Berrow's had this to say of him: "This veteran sportsman was an inveterate hunting man and was one of the best-known figures in the hunting field. A few months ago he entered upon his 65th hunting season with all the enthusiasm of a young man.

"He began hunting at the age of 14 with the Worcestershire Hunt. Its hounds were kept then at the Virgin Tavern on the outskirts of the city. The huntsman named Ward lived at what is today the golf club house at Tolladine.

"However, it was with the Croome Hunt that Tom Smith earned his name and fame as a jumper, most spectacularly in clearing the wall at Croome Court, one of the highest jumps ever cleared by anyone in the country. To him it was an ordinary incident of the day's sport, though it was a feat that resounded from mansion to kennel.

"Mr Smith also hunted widely outside this county and had the reputation of being a highly skilled rider, sometimes clearing railway crossing gates and canal locks as part of his remarkable jumping exploits.

"Tom Smith once explained: 'A hunter to be of any use in the field must have courage, and courage in abundance. There is nothing more wonderful than the courage of a well-bred horse'. He judged thousands of horses in the course of his career at shows all over the country, and he had broken in many thousands more.

"He also rode at countless point-to-point race meetings and, as a trainer and rider of jumpers and breaker-in of refractory horses, he was known throughout the British Isles and America. Courage was obviously his personal keyword too, because in his long career he had broken almost every bone in his body at one time or another.

"Tom Smith often recalled the day that he met the Worcester veterinary surgeon Mr Carless while cooling his horse's legs in the Severn near Worcester Bridge. Some bystanders said the horse was so awkward that it would not go in the river, but Mr Carless said he would dearly like to see it swim across the Severn.

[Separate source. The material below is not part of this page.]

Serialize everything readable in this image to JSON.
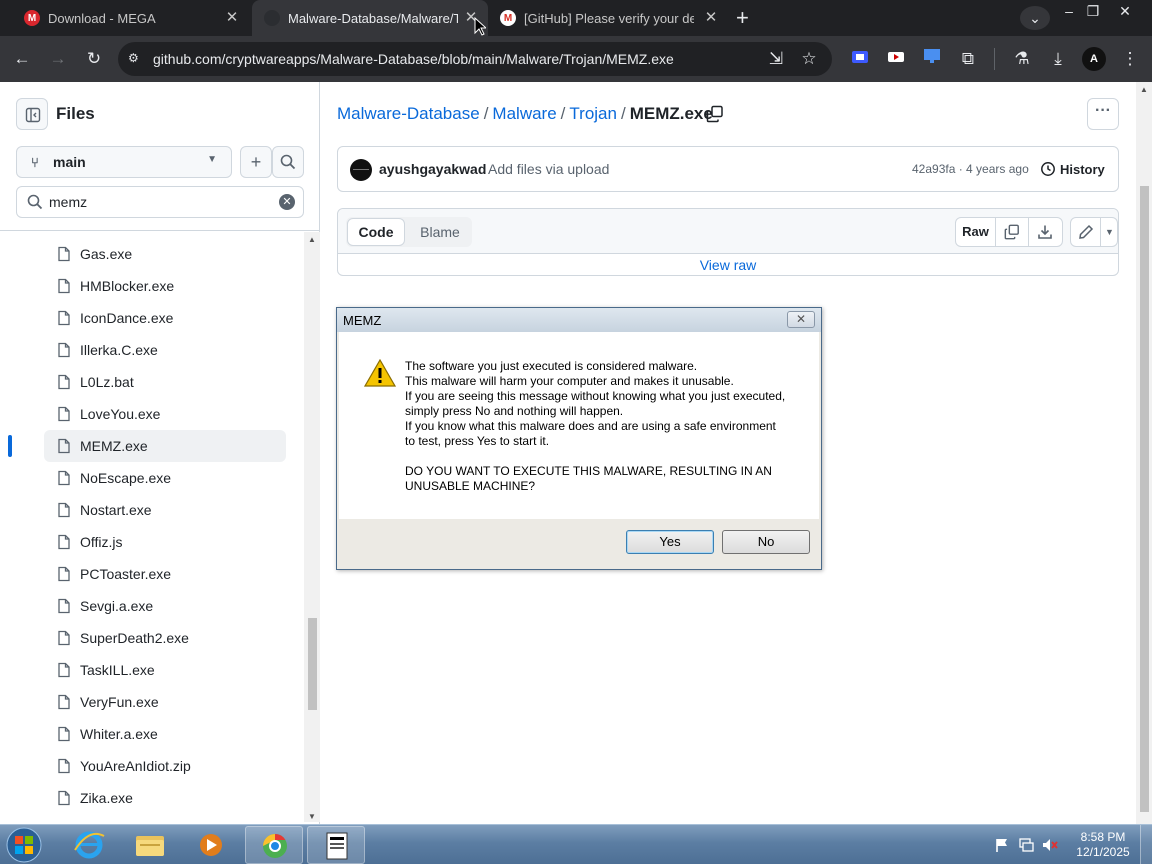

"As a result, Tom Smith arranged to meet Mr Carless at 9 o'clock the next morning, and the horse swam across the river with ease and seemed to enjoy the experience. The vet was apparently filled with wonder."

The Berrow's Journal obituary also included a tribute from the Earl of Coventry of that time who wrote: "He was quite the best man to school a young horse I ever came across, and his wonderful success as a rider was due to his perfect hands, good temper and extraordinary nerve which never failed him. I often look at the Croome Park wall which he jumped so spectacularly. I never saw Tom Smith knock a horse about, and he seemed to impart his own fine courage to his mount."